Dickinson fishermen might want to bust out their crackers this summer because following a winterkill that wiped out the traditional “game” fish, walleye and northern pike at Patterson Lake, the only types of fish remaining in good quantity are the “rough” fish such as bullheads and carp.
Lynn Schlueter, aquatic nuisance species coordinator for the North Dakota Game and Fish Department, said while he doesn’t like what carp can do to a fishery — which is in essence take it over if conditions allow — that doesn’t mean they can’t taste good.
“I personally hate carp because of what they do,” Schlueter said before commenting on their edibility. “Carp, they’re good. It all depends.”
A lot of that dependency sits on the shoulders of the cook and what meat they use when preparing carp, or any fish, Schlueter said. Removing the mud line of the fish, which is a red line of muscle that runs down the center of the fillet is key to making good fish, Schlueter said.

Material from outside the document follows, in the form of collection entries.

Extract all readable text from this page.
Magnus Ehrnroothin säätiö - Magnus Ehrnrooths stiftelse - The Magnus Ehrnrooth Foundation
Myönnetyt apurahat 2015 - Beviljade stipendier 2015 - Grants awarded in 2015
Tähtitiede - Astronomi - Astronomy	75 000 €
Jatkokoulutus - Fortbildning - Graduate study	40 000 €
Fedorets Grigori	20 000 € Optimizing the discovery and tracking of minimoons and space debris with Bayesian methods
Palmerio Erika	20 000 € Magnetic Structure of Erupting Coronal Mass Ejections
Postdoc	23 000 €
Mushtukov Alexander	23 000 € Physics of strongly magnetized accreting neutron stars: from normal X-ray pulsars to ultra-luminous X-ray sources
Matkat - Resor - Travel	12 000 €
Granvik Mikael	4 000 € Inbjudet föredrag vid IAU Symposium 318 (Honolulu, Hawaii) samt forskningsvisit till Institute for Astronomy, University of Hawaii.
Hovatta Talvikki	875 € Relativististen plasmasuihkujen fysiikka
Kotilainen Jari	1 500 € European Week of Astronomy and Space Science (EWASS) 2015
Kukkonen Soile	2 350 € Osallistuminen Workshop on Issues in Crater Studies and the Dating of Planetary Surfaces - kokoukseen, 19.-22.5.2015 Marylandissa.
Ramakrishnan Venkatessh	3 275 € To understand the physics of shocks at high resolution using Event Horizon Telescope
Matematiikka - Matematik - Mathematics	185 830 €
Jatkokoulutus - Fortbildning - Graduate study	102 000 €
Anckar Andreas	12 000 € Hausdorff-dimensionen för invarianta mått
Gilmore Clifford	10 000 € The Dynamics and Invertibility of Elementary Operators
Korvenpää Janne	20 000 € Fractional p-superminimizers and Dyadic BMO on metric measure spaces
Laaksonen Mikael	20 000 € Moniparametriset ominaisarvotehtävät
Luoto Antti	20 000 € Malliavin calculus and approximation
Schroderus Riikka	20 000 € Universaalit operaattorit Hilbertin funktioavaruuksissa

“The ugly meat, is that mud line on any fish. You don’t think so? Try eating the mud line off of a paddlefish. When you finally get done scrubbing your tongue with a wire brush we’ll talk,” Schlueter said.
Schlueter said carp at one time were known as the “King’s fish” in England and were planted in fisheries throughout Europe by Roman soldiers as they moved throughout the continent.
Even as little as a few decades ago there was a market for commercial carp, Schlueter said, but marketing has damaged the fish’s reputation.
“People read too many In Fishermens, where they say ‘walleyes, trout, northerns,’” Schlueter said. “So everybody goes ‘Wow, that’s what we ought to catch.’”
Quinn isn’t convinced and said he enjoys carp fishing because of the challenge it presents and the enjoyment it provides.
“First of all, there’s no fish on the face of the earth more fun to catch. They fight like a northern,” Quinn said. “Without a doubt, and with the fight they put up you get good practice for when you get a huge northern, catfish or walleye.”
Schlueter and Quinn agreed if carp is prepared correctly it can be quite the meal and fun to catch.
For those thinking about going to Patterson Lake to try their hand at fishing while employing the oatmeal dough ball bait trick, Quinn said any dough will work, but be careful.
“A word of warning, growing up as a kid, and even into my 20s, friends and I lost many a rod and reel by not watching it carefully,” Quinn said with a laugh. “Those carp will grab that dough ball and take your whole rod and reel into the water in a split second.”